Out of school and out of work, they proved to organizers that they could be punctual, follow instructions and work hard. As a result, the youths were invited to the next phase of the program: working toward earning their high school diplomas and helping with local construction projects.
“They were super excited to have been chosen,” said Rachel Harris, program coordinator. Then the coronavirus hit, and the program closed its doors. “It was just a few days later that we had to break the news to them and send them home.”
Jiliane Ford, 19, took it hard. “I really liked getting to go back to school and then it was just ripped away.”
Disconnected youth like Ford hunger for attention. Stay-at-home orders have set them adrift.
In-person contact is integral to many of the workforce training and alternative education programs available to them. And because many participants don’t have laptops or reliable broadband access, remote learning isn’t a viable option.

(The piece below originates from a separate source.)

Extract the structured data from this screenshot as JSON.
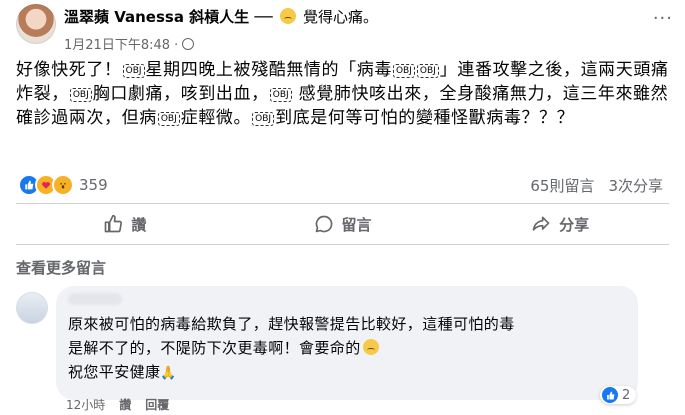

“For youth that are connected to some sort of program, whether it’s work to get a GED or to develop a certain set of skills, all of that is happening online now,” said Mara Tieken, associate professor of education at Bates College in Lewiston, Maine. “And if you can’t access broadband, that means that you’re cut off.”
Across the country, an estimated 4.5 million youth ages 16-24 are considered disconnected — not going to school or working, according to an April 2019 report from Measure of America, a project of the Social Science Research Council, a research nonprofit based in Brooklyn. And as policymakers take steps to help Americans recover from the economic and social ramifications of the pandemic, advocates say those young people are in danger of being further left behind.
The rate of disconnected youth declined from 14.7% in 2010 to 11.5% in 2017, thanks to a growing economy and successful high school retention efforts. But the youth disconnection rate tends to track closely with the national unemployment rate, which J.P. Morgan predicts will skyrocket to around 15%. Some economists expect the rate to eventually exceed a Great Depression-like 25%.
The challenges are most severe for rural, black and Native American populations, who are over-represented in the disconnected population. Before the pandemic, nearly a quarter of Native American youth were disconnected. The rate among African Americans was 18%.
The rates were lower among Hispanics (13.2%), whites (9.4%) and Asian Americans (6.6%), according to Measure of America.
“When the economy reopens, it will not necessarily be reopening for these young people,” said Kisha Bird, director of youth policy for the nonpartisan Center for Law and Social Policy in Washington, D.C., a think tank focused on low-income people.